Previously we generated the Sierpinski Triangle by playing an instance of The Chaos Game.
If we try the same procedure with a square, we would begin with 4 vertices and a starting dot. Then, at each iteration we would place another dot halfway between the previous dot and a randomly chosen vertex.
Unfortunately, this time our approach will produce something like what's shown to the right, a fairly uniform and uninteresting scattering of dots. Blah.
Let's not give up on our square just yet. Perhaps the fault lies not with our number of vertices, but in the fraction of distance we travel at each step.
Let r denote this fraction. For example, in the case of the triangle, we put each dot halfway between the previous dot and the chosen vertex. So that's using r = 1/2. Likewise, if we instead put each dot three quarters of the way from the previous dot to the chosen vertex that would be using r = 3/4.

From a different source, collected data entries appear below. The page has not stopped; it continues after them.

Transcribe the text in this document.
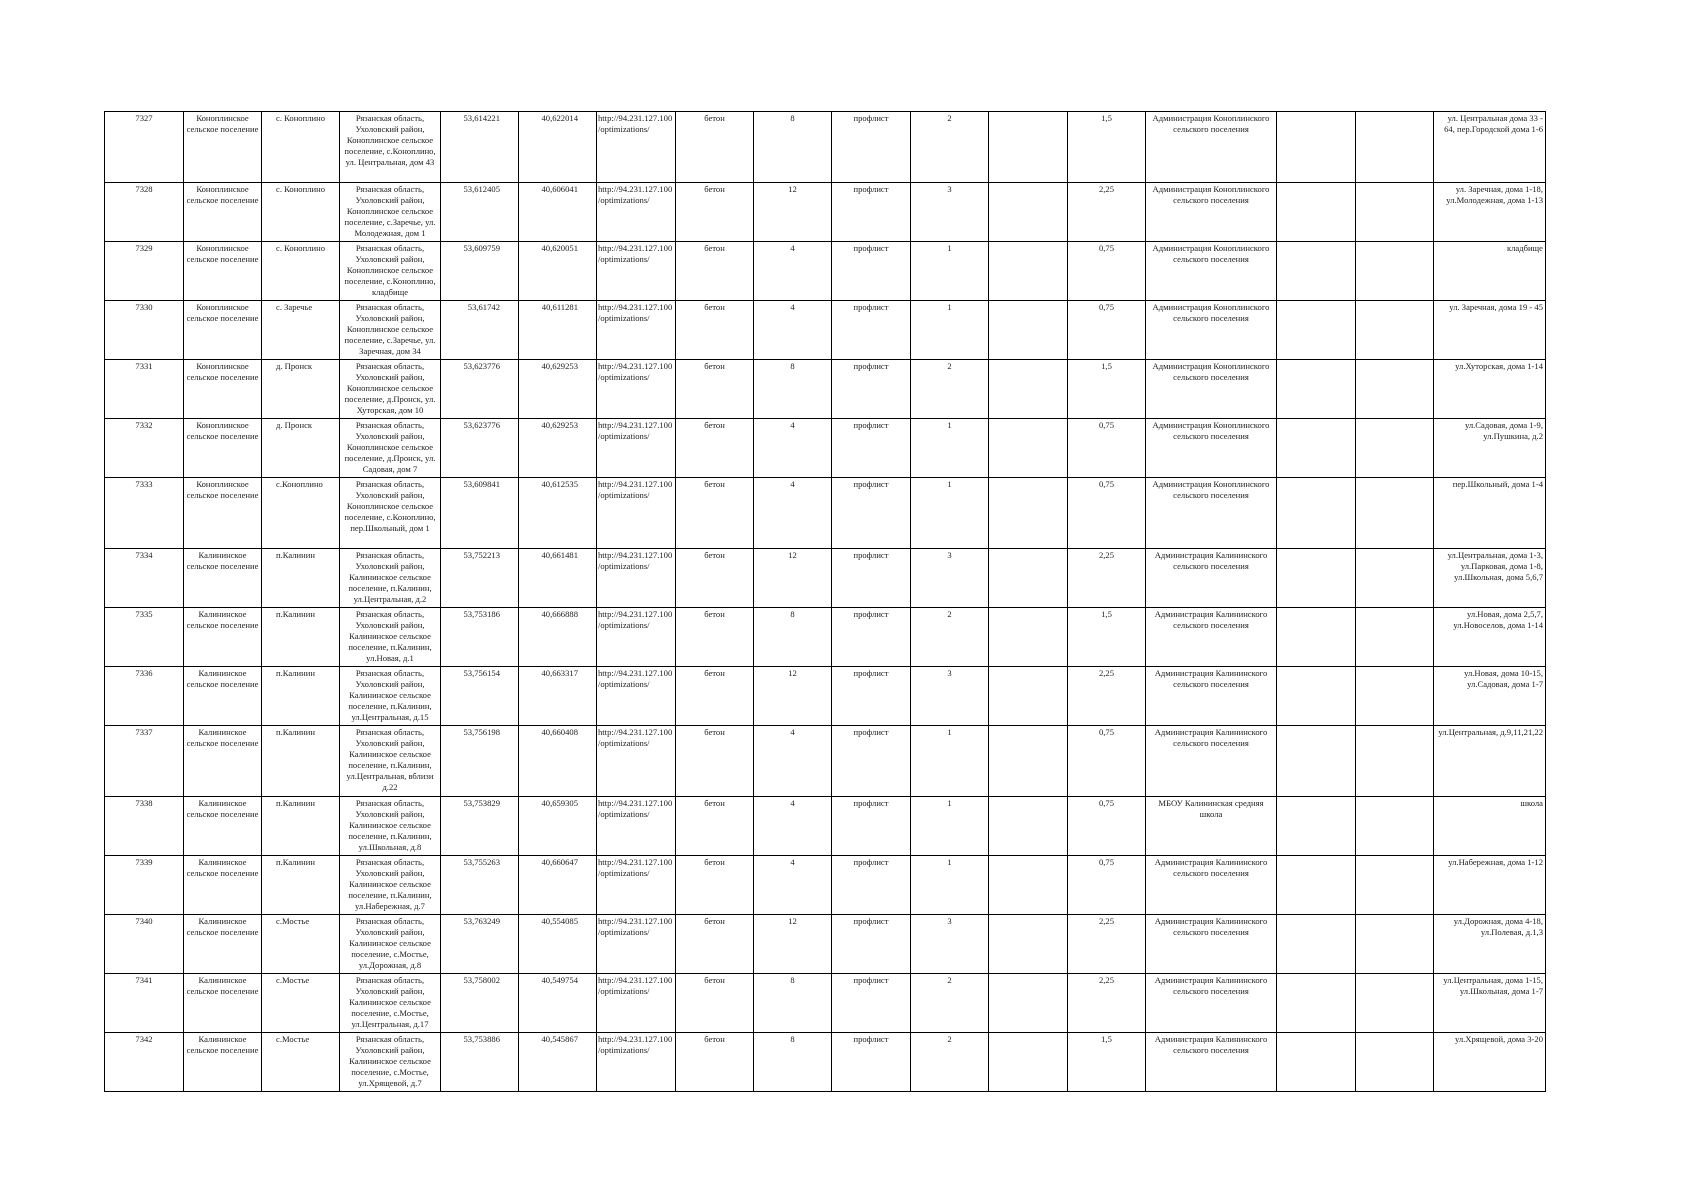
7327	Коноплинское сельское поселение	с. Коноплино	Рязанская область, Ухоловский район, Коноплинское сельское поселение, с.Коноплино, ул. Центральная, дом 43	53,614221	40,622014	http://94.231.127.100/optimizations/	бетон	8	профлист	2		1,5	Администрация Коноплинского сельского поселения			ул. Центральная дома 33 - 64, пер.Городской дома 1-6
7328	Коноплинское сельское поселение	с. Коноплино	Рязанская область, Ухоловский район, Коноплинское сельское поселение, с.Заречье, ул. Молодежная, дом 1	53,612405	40,606041	http://94.231.127.100/optimizations/	бетон	12	профлист	3		2,25	Администрация Коноплинского сельского поселения			ул. Заречная, дома 1-18, ул.Молодежная, дома 1-13
7329	Коноплинское сельское поселение	с. Коноплино	Рязанская область, Ухоловский район, Коноплинское сельское поселение, с.Коноплино, кладбище	53,609759	40,620051	http://94.231.127.100/optimizations/	бетон	4	профлист	1		0,75	Администрация Коноплинского сельского поселения			кладбище
7330	Коноплинское сельское поселение	с. Заречье	Рязанская область, Ухоловский район, Коноплинское сельское поселение, с.Заречье, ул. Заречная, дом 34	53,61742	40,611281	http://94.231.127.100/optimizations/	бетон	4	профлист	1		0,75	Администрация Коноплинского сельского поселения			ул. Заречная, дома 19 - 45
7331	Коноплинское сельское поселение	д. Пронск	Рязанская область, Ухоловский район, Коноплинское сельское поселение, д.Пронск, ул. Хуторская, дом 10	53,623776	40,629253	http://94.231.127.100/optimizations/	бетон	8	профлист	2		1,5	Администрация Коноплинского сельского поселения			ул.Хуторская, дома 1-14
7332	Коноплинское сельское поселение	д. Пронск	Рязанская область, Ухоловский район, Коноплинское сельское поселение, д.Пронск, ул. Садовая, дом 7	53,623776	40,629253	http://94.231.127.100/optimizations/	бетон	4	профлист	1		0,75	Администрация Коноплинского сельского поселения			ул.Садовая, дома 1-9, ул.Пушкина, д.2
7333	Коноплинское сельское поселение	с.Коноплино	Рязанская область, Ухоловский район, Коноплинское сельское поселение, с.Коноплино, пер.Школьный, дом 1	53,609841	40,612535	http://94.231.127.100/optimizations/	бетон	4	профлист	1		0,75	Администрация Коноплинского сельского поселения			пер.Школьный, дома 1-4
7334	Калининское сельское поселение	п.Калинин	Рязанская область, Ухоловский район, Калининское сельское поселение, п.Калинин, ул.Центральная, д.2	53,752213	40,661481	http://94.231.127.100/optimizations/	бетон	12	профлист	3		2,25	Администрация Калининского сельского поселения			ул.Центральная, дома 1-3, ул.Парковая, дома 1-8, ул.Школьная, дома 5,6,7
7335	Калининское сельское поселение	п.Калинин	Рязанская область, Ухоловский район, Калининское сельское поселение, п.Калинин, ул.Новая, д.1	53,753186	40,666888	http://94.231.127.100/optimizations/	бетон	8	профлист	2		1,5	Администрация Калининского сельского поселения			ул.Новая, дома 2,5,7, ул.Новоселов, дома 1-14
7336	Калининское сельское поселение	п.Калинин	Рязанская область, Ухоловский район, Калининское сельское поселение, п.Калинин, ул.Центральная, д.15	53,756154	40,663317	http://94.231.127.100/optimizations/	бетон	12	профлист	3		2,25	Администрация Калининского сельского поселения			ул.Новая, дома 10-15, ул.Садовая, дома 1-7
7337	Калининское сельское поселение	п.Калинин	Рязанская область, Ухоловский район, Калининское сельское поселение, п.Калинин, ул.Центральная, вблизи д.22	53,756198	40,660408	http://94.231.127.100/optimizations/	бетон	4	профлист	1		0,75	Администрация Калининского сельского поселения			ул.Центральная, д.9,11,21,22
7338	Калининское сельское поселение	п.Калинин	Рязанская область, Ухоловский район, Калининское сельское поселение, п.Калинин, ул.Школьная, д.8	53,753829	40,659305	http://94.231.127.100/optimizations/	бетон	4	профлист	1		0,75	МБОУ Калининская средняя школа			школа
7339	Калининское сельское поселение	п.Калинин	Рязанская область, Ухоловский район, Калининское сельское поселение, п.Калинин, ул.Набережная, д.7	53,755263	40,660647	http://94.231.127.100/optimizations/	бетон	4	профлист	1		0,75	Администрация Калининского сельского поселения			ул.Набережная, дома 1-12
7340	Калининское сельское поселение	с.Мостье	Рязанская область, Ухоловский район, Калининское сельское поселение, с.Мостье, ул.Дорожная, д.8	53,763249	40,554085	http://94.231.127.100/optimizations/	бетон	12	профлист	3		2,25	Администрация Калининского сельского поселения			ул.Дорожная, дома 4-18, ул.Полевая, д.1,3
7341	Калининское сельское поселение	с.Мостье	Рязанская область, Ухоловский район, Калининское сельское поселение, с.Мостье, ул.Центральная, д.17	53,758002	40,549754	http://94.231.127.100/optimizations/	бетон	8	профлист	2		2,25	Администрация Калининского сельского поселения			ул.Центральная, дома 1-15, ул.Школьная, дома 1-7
7342	Калининское сельское поселение	с.Мостье	Рязанская область, Ухоловский район, Калининское сельское поселение, с.Мостье, ул.Хрящевой, д.7	53,753886	40,545867	http://94.231.127.100/optimizations/	бетон	8	профлист	2		1,5	Администрация Калининского сельского поселения			ул.Хрящевой, дома 3-20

Use the panel below to explore some different r values for 4 vertices. In particular, try something larger than 1/2. You can enter the r values either as fractions, like 3/4, or as decimals, like 0.75. (And this time around, we'll plot the points rather faster than we did for the triangle, and we'll choose one of the vertices as our starting point.)
You can also explore different r values for 5 vertices, 6 vertices, etc. Some combinations produce beautiful results!
Number of vertices =
Distance fraction r =
Did you discover some good choices for the number of vertices and an r value? I'm especially fond of 8 vertices with r = 0.71 myself. For 6 vertices with r = 0.67 you can see a pattern known as the Koch Snowflake repeated many times.
If you'd like to observe the results of many more r values for a given number of vertices, use the panel below. After selecting the number of vertices, clicking the Play button will display the resulting patterns for a thousand different r values between 0 and 1. These animations give us an idea of which r values produce nice patterns and which ones don't. And, in my opinion, they're beautiful to watch.
Number of vertices =
Here we've dealt with a problem arising in the case of more than 3 vertices by varying the fractional distance r we use in plotting each dot. But, this isn't the only possibile fix. Another approach is to restrict which vertices are available to be chosen at each step.